9e Semaine nationale de la médecine traditionnelle et alternative : Les tradipraticiens à l’honneur pour la lutte contre le Covid-19

Le ministère de la Santé a organisé le lundi 30 août 2021 à Bobo-Dioulasso, la première édition de ‘’l’arbre à palabre’’ de la médecine traditionnelle et alternative. Elle est placée sous la présidence du Pr Charlemagne Ouédraogo, ministre de la Santé, le marrainage de Christine Kafando, présidente de l’Association espoir pour demain, et la participation de la représentante de l’OMS au Burkina Faso, Dr Diarra Nama Alimata.

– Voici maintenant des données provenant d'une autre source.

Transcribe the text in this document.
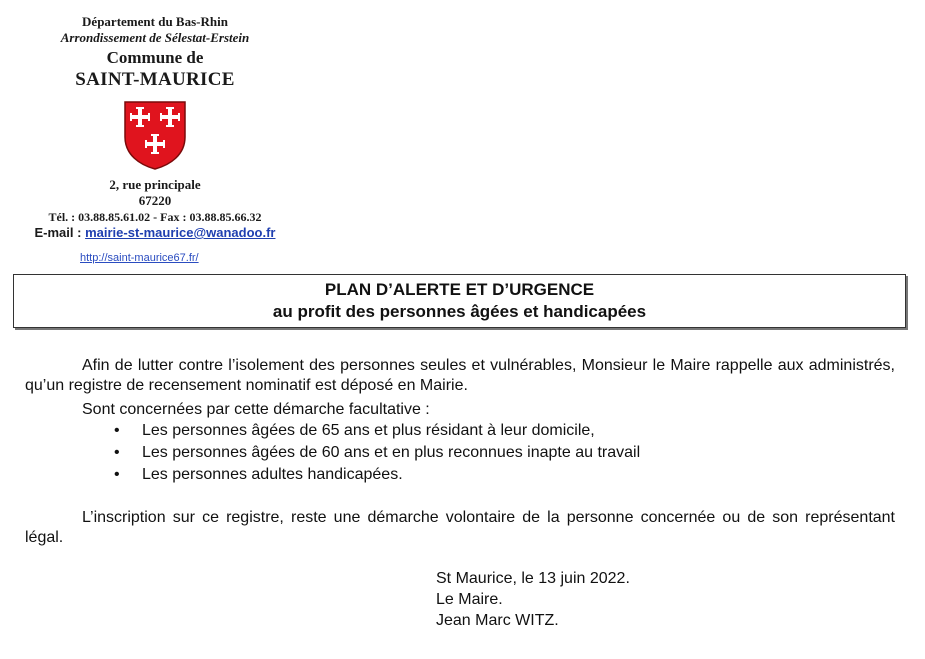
Département du Bas-Rhin
Arrondissement de Sélestat-Erstein
Commune de
SAINT-MAURICE
2, rue principale
67220
Tél. : 03.88.85.61.02 - Fax : 03.88.85.66.32
E-mail : mairie-st-maurice@wanadoo.fr
http://saint-maurice67.fr/
PLAN D’ALERTE ET D’URGENCE
au profit des personnes âgées et handicapées

Afin de lutter contre l’isolement des personnes seules et vulnérables, Monsieur le Maire rappelle aux administrés, qu’un registre de recensement nominatif est déposé en Mairie.

Sont concernées par cette démarche facultative :

• Les personnes âgées de 65 ans et plus résidant à leur domicile,
• Les personnes âgées de 60 ans et en plus reconnues inapte au travail
• Les personnes adultes handicapées.

L’inscription sur ce registre, reste une démarche volontaire de la personne concernée ou de son représentant légal.

St Maurice, le 13 juin 2022.
Le Maire.
Jean Marc WITZ.
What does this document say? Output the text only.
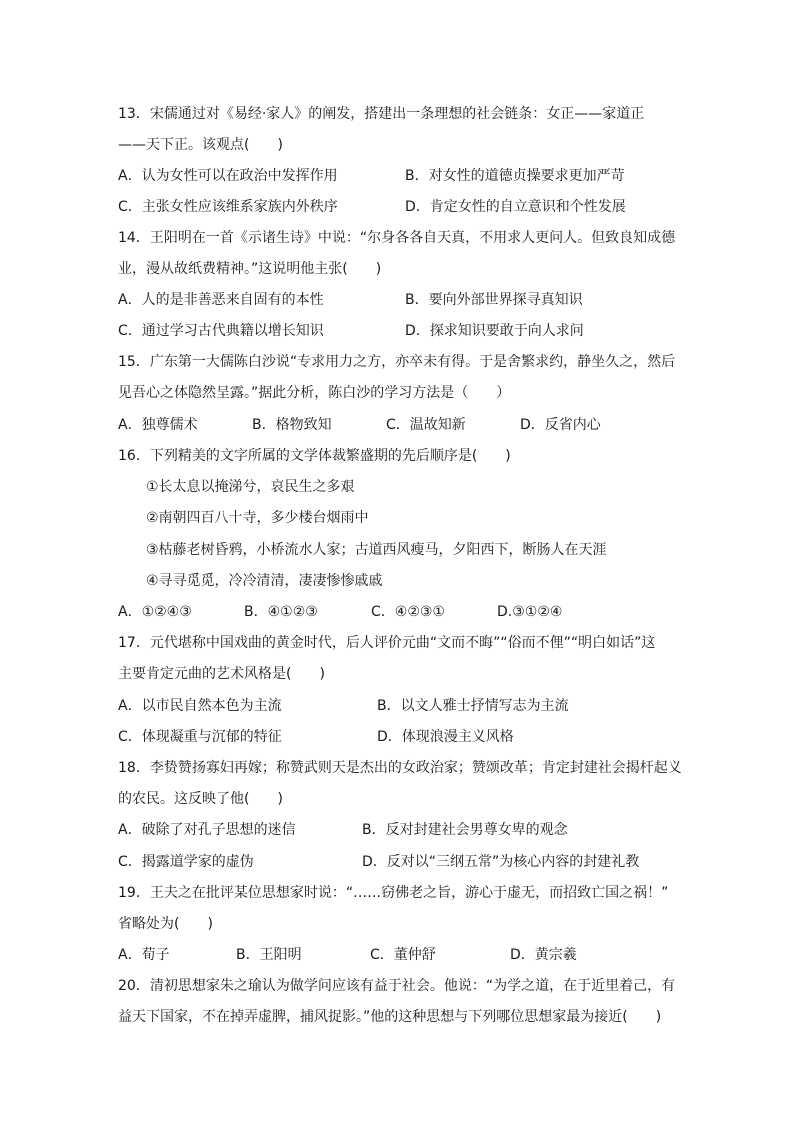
13．宋儒通过对《易经·家人》的阐发，搭建出一条理想的社会链条：女正——家道正
——天下正。该观点(　　)
A．认为女性可以在政治中发挥作用	B．对女性的道德贞操要求更加严苛
C．主张女性应该维系家族内外秩序	D．肯定女性的自立意识和个性发展
14．王阳明在一首《示诸生诗》中说：“尔身各各自天真，不用求人更问人。但致良知成德
业，漫从故纸费精神。”这说明他主张(　　)
A．人的是非善恶来自固有的本性	B．要向外部世界探寻真知识
C．通过学习古代典籍以增长知识	D．探求知识要敢于向人求问
15．广东第一大儒陈白沙说“专求用力之方，亦卒未有得。于是舍繁求约，静坐久之，然后
见吾心之体隐然呈露。”据此分析，陈白沙的学习方法是（　　）
A．独尊儒术	B．格物致知	C．温故知新	D．反省内心
16．下列精美的文字所属的文学体裁繁盛期的先后顺序是(　　)
①长太息以掩涕兮，哀民生之多艰
②南朝四百八十寺，多少楼台烟雨中
③枯藤老树昏鸦，小桥流水人家；古道西风瘦马，夕阳西下，断肠人在天涯
④寻寻觅觅，冷冷清清，凄凄惨惨戚戚
A．①②④③	B．④①②③	C．④②③①	D.③①②④
17．元代堪称中国戏曲的黄金时代，后人评价元曲“文而不晦”“俗而不俚”“明白如话”这
主要肯定元曲的艺术风格是(　　)
A．以市民自然本色为主流	B．以文人雅士抒情写志为主流
C．体现凝重与沉郁的特征	D．体现浪漫主义风格
18．李贽赞扬寡妇再嫁；称赞武则天是杰出的女政治家；赞颂改革；肯定封建社会揭杆起义
的农民。这反映了他(　　)
A．破除了对孔子思想的迷信	B．反对封建社会男尊女卑的观念
C．揭露道学家的虚伪	D．反对以“三纲五常”为核心内容的封建礼教
19．王夫之在批评某位思想家时说：“……窃佛老之旨，游心于虚无，而招致亡国之祸！”
省略处为(　　)
A．荀子	B．王阳明	C．董仲舒	D．黄宗羲
20．清初思想家朱之瑜认为做学问应该有益于社会。他说：“为学之道，在于近里着己，有
益天下国家，不在掉弄虚脾，捕风捉影。”他的这种思想与下列哪位思想家最为接近(　　)
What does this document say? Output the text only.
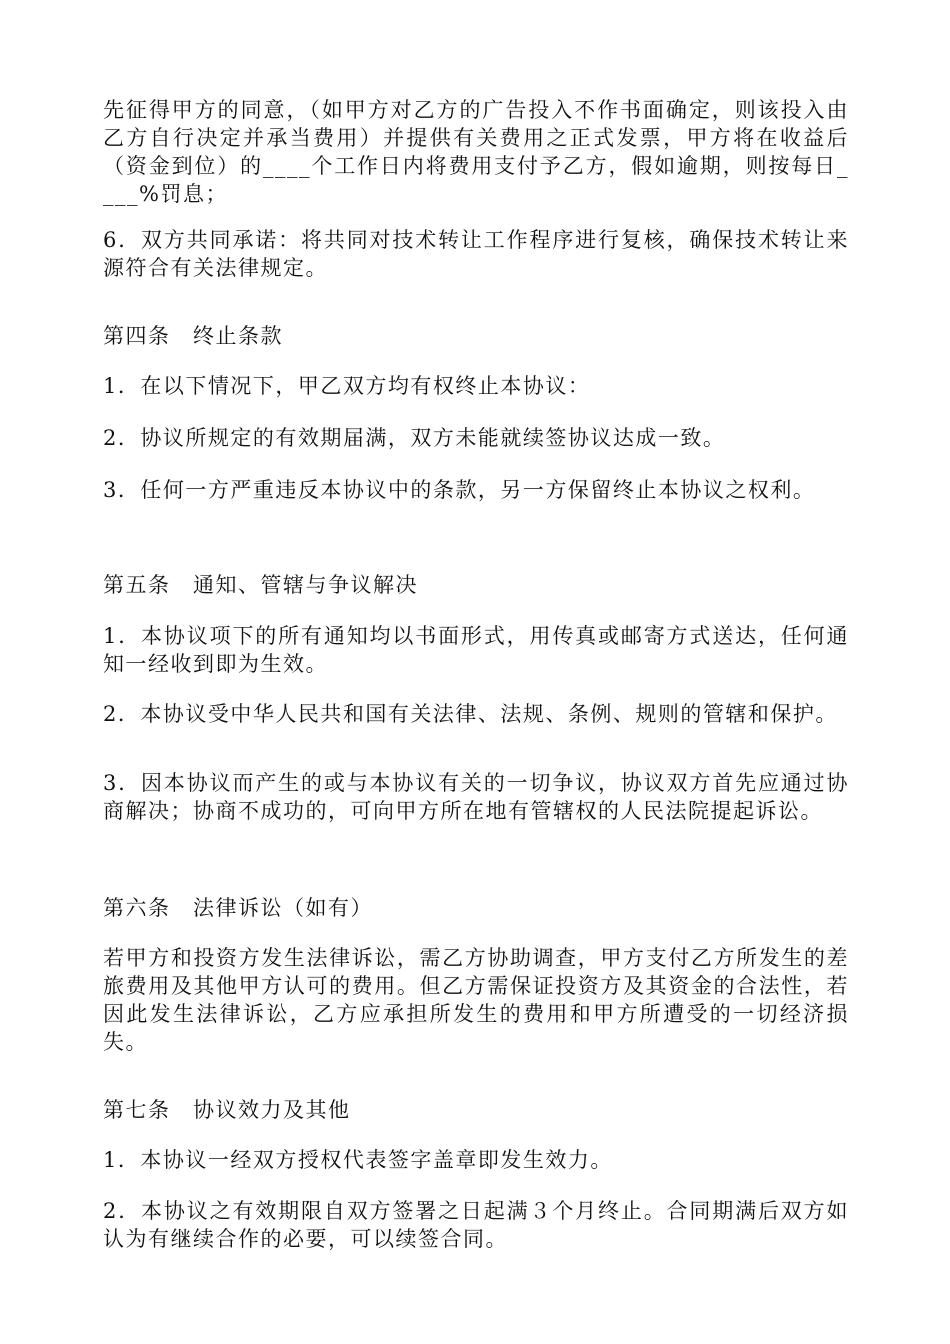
先征得甲方的同意，（如甲方对乙方的广告投入不作书面确定，则该投入由乙方自行决定并承当费用）并提供有关费用之正式发票，甲方将在收益后（资金到位）的____个工作日内将费用支付予乙方，假如逾期，则按每日____%罚息；

6．双方共同承诺：将共同对技术转让工作程序进行复核，确保技术转让来源符合有关法律规定。

第四条　终止条款

1．在以下情况下，甲乙双方均有权终止本协议：

2．协议所规定的有效期届满，双方未能就续签协议达成一致。

3．任何一方严重违反本协议中的条款，另一方保留终止本协议之权利。

第五条　通知、管辖与争议解决

1．本协议项下的所有通知均以书面形式，用传真或邮寄方式送达，任何通知一经收到即为生效。

2．本协议受中华人民共和国有关法律、法规、条例、规则的管辖和保护。

3．因本协议而产生的或与本协议有关的一切争议，协议双方首先应通过协商解决；协商不成功的，可向甲方所在地有管辖权的人民法院提起诉讼。

第六条　法律诉讼（如有）

若甲方和投资方发生法律诉讼，需乙方协助调查，甲方支付乙方所发生的差旅费用及其他甲方认可的费用。但乙方需保证投资方及其资金的合法性，若因此发生法律诉讼，乙方应承担所发生的费用和甲方所遭受的一切经济损失。

第七条　协议效力及其他

1．本协议一经双方授权代表签字盖章即发生效力。

2．本协议之有效期限自双方签署之日起满３个月终止。合同期满后双方如认为有继续合作的必要，可以续签合同。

Cette rencontre se tient dans le cadre de la 9e Semaine nationale de la médecine traditionnelle et alternative (SNMTA) placée sous le thème de la « Contribution de la médecine traditionnelle dans la lutte contre les maladies infectieuses dont la Covid-19 ».

A cette occasion, quelques tradipraticiens ont partagé leurs expériences sur le traitement d’un certain nombre de maladies infectieuses au niveau de la santé publique que sont le Covid-19, les maladies diarrhéiques, la dingue, la fièvre typhoïde, le paludisme.

Les participants

La collaboration entre tradipraticiens et médecine moderne saluée

Selon le ministre de la Santé, Pr Charlemagne Ouédraogo, à travers des ateliers, ils ont compris l’approche diagnostic des tradipraticiens, ce qu’ils utilisent pour faire face à ces différentes pathologies. Ceci les a séduits car ils ont beaucoup appris de ces tradipraticiens sous ‘’l’arbre à palabre’’ et comptent continuer avec d’autres éditions afin que chaque praticien ou au sein de leur association puisse venir partager leurs expériences qu’ils vont capitaliser pour l’offre de soins à travers la collaboration entre la médecine moderne et la médecine traditionnelle.

Pr Charlemagne Ouédraogo, ministre de la Santé

Il souligne également que cela devrait renforcer le dispositif d’offres de soins car le ministère a une règlementation qui permet la collaboration entre ces deux types de médecines et que dans les infrastructures du ministère, il est prévu un bâtiment dédié à la médecine traditionnelle. Ce qui devrait renforcer la collaboration pour renforcer l’offre de soins sur toute l’étendue du territoire.

Quant aux requêtes formulées par les acteurs de la médecine traditionnelle, le ministre Ouédraogo rassure qu’elles seront transmises au Premier ministre de sorte que les doléances pertinentes puissent avoir un examen attentif pour améliorer la collaboration entre la médecine traditionnelle et la médecine moderne, en particulier les centres de médecine traditionnelle. A cet effet, il sera inauguré bientôt un centre au cours du mois d’octobre suivi d’un plaidoyer pour que ce type de centre puisse exister sur l’ensemble des 13 régions sanitaires du Burkina.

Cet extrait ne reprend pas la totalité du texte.